La trayectoria es ligera y suave, forma una línea punteada a partir de la luz de un fósforo. Después se tensa un látigo incendiando los enlaces vitales. El intercambio clave para desvanecerse: reventar por la alta tensión en un espectáculo al aire libre, estallar en el punto más alto, sin riesgo, como las cabezas de los fuegos artificiales. Podría decir que la ausencia viene tras el giro incompleto de la muerte o en un zumbido descarnado a fin de extraviarnos entre todas las cosas. No logro comprender las terminales de este dispositivo que enceguece sin dejar cenizas o restos dactilares en las actas y los libros. En verdad no hay registro ni causa que explique la suerte de mi hermano. Ahora ni siquiera ha nacido y sus documentos fueron borrados por un éxtasis en las palabras.
Hay quienes afirman que la ausencia es un ciclo idílico a través de una elipse virginal: un océano con continentes de humo. Se sabe que las personas mantienen pausas y silencios irrealizables para nosotros; son alcanzadas súbitamente por un paréntesis interior donde lo vívido es un pensamiento nuevo que nunca pasa de largo. ¿Quiénes son ellos? 1) Las matrículas sin cifras de una ciudad, 2) Los ciudadanos vaporizados por hora, 3) Las hileras blancas en el pavimento hecho por los agentes. Sin embargo, sé que siguen allí, en un instante que no logramos hallar por la urgencia de los días. Señales existen, siempre en la misma dirección se pronuncian los testimonios. Escucha sus espaciosos lapsos. Nunca creí a tantos ausentes bajo mi marca.
Busco a uno de ellos, el más luminoso de mis hermanos. Su expediente fue leído entre líneas años atrás, ahora es una pila de hojas blancas que llevo a todas partes. Nadie recuerda su nombre. Pregunté a los amigos y familiares, pero sus rostros disfrazaban el pánico dentro de sus bocas. El silencio como una tapia de apellidos y sellos rojos; las mandíbulas que se trababan ante la luz. Nunca perdí la confianza, aunque la gente enmudecía cada vez que las banderas en mis ojos se doblaron por el sufrimiento, por una dictadura sorda y sus desaparecidos.
Allí en un ademán pude recabar información. Algunas cifras en peritajes y confesiones. Allí en el viraje de un gesto bajo las alturas de la bienaventuranza. El cielo brillando en medio del destino de estas entidades que fueron en algún momento hombres y mujeres. Allí entre los huecos de un monosílabo. Las voces proscritas vibrando en la punta de la lengua. Allí en el dique fracturado por el sobrepeso oficinista. Los expedientes flotando en un firmamento sin estrellas.
Testimonio del C.A.
Yo solía vivir en esta ciudad. Mi felicidad no era real ni ilusoria, simplemente posible o, mejor dicho, probable.

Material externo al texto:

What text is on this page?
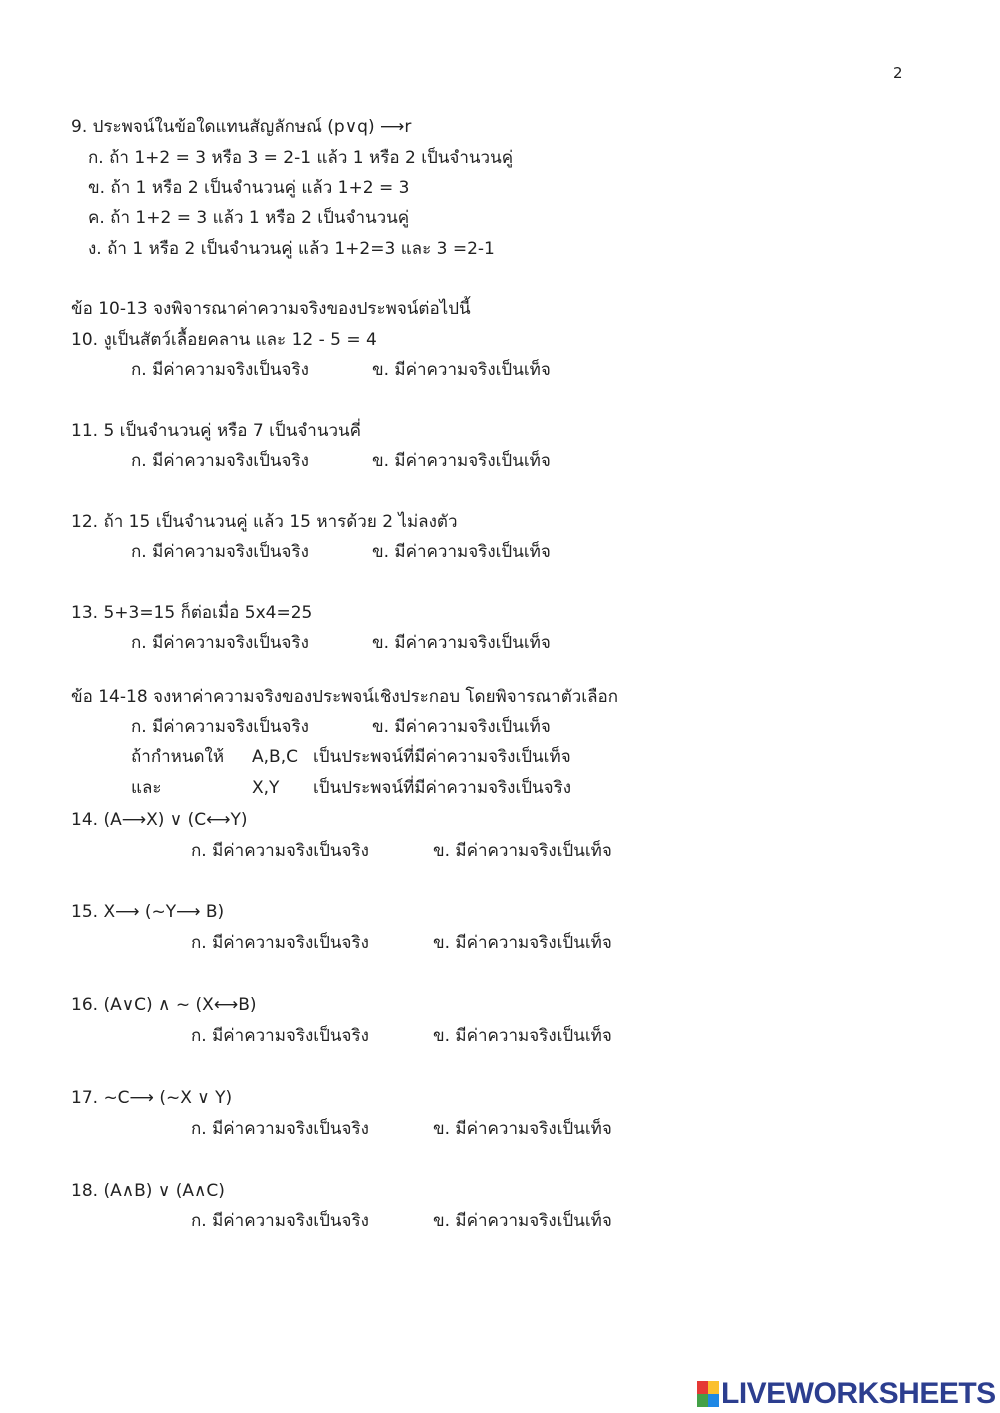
2
9. ประพจน์ในข้อใดแทนสัญลักษณ์ (p∨q) ⟶r
ก. ถ้า 1+2 = 3 หรือ 3 = 2-1 แล้ว 1 หรือ 2 เป็นจำนวนคู่
ข. ถ้า 1 หรือ 2 เป็นจำนวนคู่ แล้ว 1+2 = 3
ค. ถ้า 1+2 = 3 แล้ว 1 หรือ 2 เป็นจำนวนคู่
ง. ถ้า 1 หรือ 2 เป็นจำนวนคู่ แล้ว 1+2=3 และ 3 =2-1
ข้อ 10-13 จงพิจารณาค่าความจริงของประพจน์ต่อไปนี้
10. งูเป็นสัตว์เลื้อยคลาน และ 12 - 5 = 4
ก. มีค่าความจริงเป็นจริง	ข. มีค่าความจริงเป็นเท็จ
11. 5 เป็นจำนวนคู่ หรือ 7 เป็นจำนวนคี่
ก. มีค่าความจริงเป็นจริง	ข. มีค่าความจริงเป็นเท็จ
12. ถ้า 15 เป็นจำนวนคู่ แล้ว 15 หารด้วย 2 ไม่ลงตัว
ก. มีค่าความจริงเป็นจริง	ข. มีค่าความจริงเป็นเท็จ
13. 5+3=15 ก็ต่อเมื่อ 5x4=25
ก. มีค่าความจริงเป็นจริง	ข. มีค่าความจริงเป็นเท็จ
ข้อ 14-18 จงหาค่าความจริงของประพจน์เชิงประกอบ โดยพิจารณาตัวเลือก
ก. มีค่าความจริงเป็นจริง	ข. มีค่าความจริงเป็นเท็จ
ถ้ากำหนดให้ A,B,C เป็นประพจน์ที่มีค่าความจริงเป็นเท็จ
และ	X,Y เป็นประพจน์ที่มีค่าความจริงเป็นจริง
14. (A⟶X) ∨ (C⟷Y)
ก. มีค่าความจริงเป็นจริง	ข. มีค่าความจริงเป็นเท็จ
15. X⟶ (~Y⟶ B)
ก. มีค่าความจริงเป็นจริง	ข. มีค่าความจริงเป็นเท็จ
16. (A∨C) ∧ ~ (X⟷B)
ก. มีค่าความจริงเป็นจริง	ข. มีค่าความจริงเป็นเท็จ
17. ~C⟶ (~X ∨ Y)
ก. มีค่าความจริงเป็นจริง	ข. มีค่าความจริงเป็นเท็จ
18. (A∧B) ∨ (A∧C)
ก. มีค่าความจริงเป็นจริง	ข. มีค่าความจริงเป็นเท็จ
LIVEWORKSHEETS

Toda mi vida transité con luces intermitentes por estas calles, evadiendo las avenidas reversibles. A veces no lo lograba y, sin darme cuenta, ya conducía en sentido contrario. Siempre me consideré buen ciudadano: no tiraba basura en los parques públicos, acudía a las juntas vecinales y respetaba las luces del semáforo (no sólo como automovilista sino como peatón). Eso, en esta ciudad de condominios anestesiados, ya era bastante con la cantidad de fantasmas que acechan debajo de los puentes peatonales: seres que se frotan las manos por el deseo contenido y se lanzan ávidamente sobre los coches. En fin, era una tarde de cigarrillos o quizás un crepúsculo de colillas de cigarros, no lo recuerdo con claridad. Salí de la oficina descompuesto por el aire tóxico y apestoso de las calles del Centro, con el tufo de comida y mugre estancada. Noté que tres sujetos seguían mis pasos con discreción; medían distancias y trayectorias. Sin más, uno de ellos me alcanzó y me preguntó la hora. Yo contesté, con naturalidad y cortesía, que mi cálculo sería exorbitante porque iba en sentido contrario a causa de las manecillas del reloj y las avenidas reversibles. Al instante otra sombra, con voz chillante y telefónica, dijo que en ese momento se me iniciaba el procedimiento de ausencia. Ellos por razones de seguridad no se identificaron como servidores públicos y me hicieron creer su autoridad: advirtieron que sus facultades como agentes eran amplias y, acto siguiente, abrieron varios vértices tridimensionales con elipsis y pleonasmos. A partir de allí sentí una comezón intensa en el cuello que, en un primer momento, atribuí al nudo seco de la corbata. Grave error. En realidad se trataba de la primera letra que, para ese entonces, ya oscilaba en mi cavidad vertebrada. Entonces se me notificó el estatus de cuasi-existente. Los agentes continuaron silenciosos con la diligencia. A partir de allí tuve que moverme entre paréntesis e intervalos.